If there has been a long gap in your resume, paint your experience as something that contributes to your readiness for the job. If you were taking care of a sick parent, you can say that you learned to navigate and juggle complicated systems — financial, legal, and medical. Perhaps you took time off to travel or study; explain to the interviewer how these experiences developed you into a more knowledgeable employee or into a more culturally capable person.

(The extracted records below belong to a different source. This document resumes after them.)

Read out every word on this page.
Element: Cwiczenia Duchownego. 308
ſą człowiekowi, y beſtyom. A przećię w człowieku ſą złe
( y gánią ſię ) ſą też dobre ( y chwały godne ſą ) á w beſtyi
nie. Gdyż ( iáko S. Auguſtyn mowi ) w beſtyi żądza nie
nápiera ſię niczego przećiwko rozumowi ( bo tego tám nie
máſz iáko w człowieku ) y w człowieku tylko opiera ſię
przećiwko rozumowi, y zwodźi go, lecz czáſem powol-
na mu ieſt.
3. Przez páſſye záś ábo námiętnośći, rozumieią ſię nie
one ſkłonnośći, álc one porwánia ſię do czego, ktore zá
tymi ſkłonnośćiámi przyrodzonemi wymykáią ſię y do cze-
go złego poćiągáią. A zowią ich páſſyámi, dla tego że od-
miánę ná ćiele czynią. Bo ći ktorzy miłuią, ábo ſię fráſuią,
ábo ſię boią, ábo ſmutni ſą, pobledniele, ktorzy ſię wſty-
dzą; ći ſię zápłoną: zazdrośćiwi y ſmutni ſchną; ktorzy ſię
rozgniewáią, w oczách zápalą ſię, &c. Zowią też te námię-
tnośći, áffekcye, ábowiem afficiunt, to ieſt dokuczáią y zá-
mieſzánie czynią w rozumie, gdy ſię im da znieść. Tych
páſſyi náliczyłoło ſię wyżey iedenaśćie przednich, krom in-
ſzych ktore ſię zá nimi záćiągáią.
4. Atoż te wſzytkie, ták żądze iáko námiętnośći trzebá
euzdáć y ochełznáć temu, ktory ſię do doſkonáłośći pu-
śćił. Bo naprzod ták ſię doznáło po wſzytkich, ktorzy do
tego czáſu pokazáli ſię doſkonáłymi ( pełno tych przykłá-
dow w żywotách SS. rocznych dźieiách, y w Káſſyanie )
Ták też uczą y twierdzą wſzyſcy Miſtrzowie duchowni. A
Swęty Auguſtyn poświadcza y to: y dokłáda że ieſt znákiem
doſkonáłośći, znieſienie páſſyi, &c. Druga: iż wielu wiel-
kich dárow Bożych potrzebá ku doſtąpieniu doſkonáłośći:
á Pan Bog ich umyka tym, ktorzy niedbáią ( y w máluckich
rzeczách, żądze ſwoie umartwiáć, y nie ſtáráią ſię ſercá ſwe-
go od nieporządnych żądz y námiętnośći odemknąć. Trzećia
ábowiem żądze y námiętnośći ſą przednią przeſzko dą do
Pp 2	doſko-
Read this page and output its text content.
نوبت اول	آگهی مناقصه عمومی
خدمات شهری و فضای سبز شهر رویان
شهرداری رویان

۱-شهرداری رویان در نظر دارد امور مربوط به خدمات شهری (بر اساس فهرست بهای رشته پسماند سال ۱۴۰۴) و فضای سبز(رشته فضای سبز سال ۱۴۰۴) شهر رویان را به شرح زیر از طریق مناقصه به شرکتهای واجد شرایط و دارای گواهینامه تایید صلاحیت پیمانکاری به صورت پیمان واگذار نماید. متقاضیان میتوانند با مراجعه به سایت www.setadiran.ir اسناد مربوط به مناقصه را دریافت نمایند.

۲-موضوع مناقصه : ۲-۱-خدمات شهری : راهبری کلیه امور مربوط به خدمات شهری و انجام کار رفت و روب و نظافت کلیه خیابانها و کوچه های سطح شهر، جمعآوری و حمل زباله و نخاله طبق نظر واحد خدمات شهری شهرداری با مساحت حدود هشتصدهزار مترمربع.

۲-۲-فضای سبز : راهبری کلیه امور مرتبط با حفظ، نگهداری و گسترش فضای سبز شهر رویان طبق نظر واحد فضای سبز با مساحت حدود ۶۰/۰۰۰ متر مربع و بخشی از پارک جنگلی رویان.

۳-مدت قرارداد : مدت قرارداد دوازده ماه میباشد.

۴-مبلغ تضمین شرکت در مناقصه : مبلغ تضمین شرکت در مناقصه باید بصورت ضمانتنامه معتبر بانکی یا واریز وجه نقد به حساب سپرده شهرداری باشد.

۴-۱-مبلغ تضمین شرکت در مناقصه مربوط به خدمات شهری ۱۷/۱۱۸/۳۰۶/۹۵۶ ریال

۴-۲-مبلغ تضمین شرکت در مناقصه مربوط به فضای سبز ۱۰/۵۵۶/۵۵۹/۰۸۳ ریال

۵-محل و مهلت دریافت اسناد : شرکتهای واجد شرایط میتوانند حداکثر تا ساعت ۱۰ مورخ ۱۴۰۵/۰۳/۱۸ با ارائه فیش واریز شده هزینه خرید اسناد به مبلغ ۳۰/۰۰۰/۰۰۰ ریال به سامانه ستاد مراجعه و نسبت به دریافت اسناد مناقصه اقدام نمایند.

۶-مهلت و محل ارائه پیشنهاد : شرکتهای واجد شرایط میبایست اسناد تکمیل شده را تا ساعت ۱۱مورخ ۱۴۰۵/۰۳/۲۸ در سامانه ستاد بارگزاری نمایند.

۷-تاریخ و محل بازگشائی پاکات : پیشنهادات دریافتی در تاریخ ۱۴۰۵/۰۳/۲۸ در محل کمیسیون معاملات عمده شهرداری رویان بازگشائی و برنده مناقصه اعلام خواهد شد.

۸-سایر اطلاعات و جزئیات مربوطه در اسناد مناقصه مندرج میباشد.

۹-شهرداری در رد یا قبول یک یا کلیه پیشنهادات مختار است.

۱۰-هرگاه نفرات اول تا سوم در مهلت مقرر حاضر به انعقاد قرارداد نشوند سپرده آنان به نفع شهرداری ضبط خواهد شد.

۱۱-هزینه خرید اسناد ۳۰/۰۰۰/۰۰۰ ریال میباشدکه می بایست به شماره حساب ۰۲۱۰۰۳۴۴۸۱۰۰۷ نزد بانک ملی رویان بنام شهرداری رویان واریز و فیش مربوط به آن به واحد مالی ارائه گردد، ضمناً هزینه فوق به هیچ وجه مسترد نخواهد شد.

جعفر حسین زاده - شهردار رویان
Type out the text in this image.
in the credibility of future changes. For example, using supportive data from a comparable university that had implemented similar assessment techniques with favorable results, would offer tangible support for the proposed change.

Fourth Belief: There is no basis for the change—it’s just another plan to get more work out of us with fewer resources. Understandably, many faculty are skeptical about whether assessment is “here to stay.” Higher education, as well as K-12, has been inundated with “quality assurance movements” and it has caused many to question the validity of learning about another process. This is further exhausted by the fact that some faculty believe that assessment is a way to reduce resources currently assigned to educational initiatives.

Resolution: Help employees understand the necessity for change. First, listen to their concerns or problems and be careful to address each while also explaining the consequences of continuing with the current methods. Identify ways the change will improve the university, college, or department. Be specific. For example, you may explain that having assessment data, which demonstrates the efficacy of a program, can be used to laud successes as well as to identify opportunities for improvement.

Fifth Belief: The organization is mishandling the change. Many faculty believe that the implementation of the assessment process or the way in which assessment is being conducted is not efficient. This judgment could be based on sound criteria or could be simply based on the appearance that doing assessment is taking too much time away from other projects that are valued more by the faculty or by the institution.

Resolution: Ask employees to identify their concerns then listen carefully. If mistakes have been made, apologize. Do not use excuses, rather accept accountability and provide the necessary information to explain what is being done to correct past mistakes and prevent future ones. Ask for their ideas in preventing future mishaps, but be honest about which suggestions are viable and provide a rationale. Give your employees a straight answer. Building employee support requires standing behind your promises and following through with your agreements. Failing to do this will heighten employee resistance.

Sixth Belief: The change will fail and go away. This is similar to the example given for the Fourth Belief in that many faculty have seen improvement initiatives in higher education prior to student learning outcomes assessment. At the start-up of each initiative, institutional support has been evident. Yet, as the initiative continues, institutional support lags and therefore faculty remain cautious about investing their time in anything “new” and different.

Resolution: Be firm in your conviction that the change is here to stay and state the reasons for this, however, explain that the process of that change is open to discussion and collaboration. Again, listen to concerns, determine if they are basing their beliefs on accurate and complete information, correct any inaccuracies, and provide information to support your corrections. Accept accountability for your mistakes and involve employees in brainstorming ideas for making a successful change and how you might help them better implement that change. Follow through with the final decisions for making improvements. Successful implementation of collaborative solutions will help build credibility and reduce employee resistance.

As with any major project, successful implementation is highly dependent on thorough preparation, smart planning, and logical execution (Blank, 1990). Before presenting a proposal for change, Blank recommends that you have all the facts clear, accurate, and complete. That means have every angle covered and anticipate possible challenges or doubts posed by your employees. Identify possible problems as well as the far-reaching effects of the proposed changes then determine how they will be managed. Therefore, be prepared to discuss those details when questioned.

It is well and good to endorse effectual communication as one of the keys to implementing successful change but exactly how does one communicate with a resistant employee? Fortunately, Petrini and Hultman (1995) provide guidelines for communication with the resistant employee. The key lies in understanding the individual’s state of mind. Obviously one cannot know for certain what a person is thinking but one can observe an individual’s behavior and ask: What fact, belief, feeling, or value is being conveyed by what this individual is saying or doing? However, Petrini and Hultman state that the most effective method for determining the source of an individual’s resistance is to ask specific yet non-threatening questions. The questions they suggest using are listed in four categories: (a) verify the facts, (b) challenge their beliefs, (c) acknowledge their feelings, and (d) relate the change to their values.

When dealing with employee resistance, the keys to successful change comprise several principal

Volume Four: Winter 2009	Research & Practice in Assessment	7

Another job interview tip: research the position and company before you go in for an interview. If you know the names of the people who will be interviewing you, review their LinkedIn profiles. You might find they have a common interest or background. You may also get a clue as to their mindset. Did the interviewer leave investment banking to become a nonprofit program manager? Has he or she been working as a social worker since college graduation? Knowing this kind of personal information can give you a leg up because you can shape your answers in a way that will resonate with the interviewer.
Hirers are looking for experienced hard workers who will benefit the company and be able to speak intelligently and politely about the available position. When responding to commonly asked interview questions, make it clear why you should be the candidate the company hires.
One last thing — interviewers are only human. The recruiter may be as nervous as you are, and there might be pressures and stress at the company that you don't know about. Put the interviewer at ease. Make the interviewer's day easier, and the interviewer might just make your day!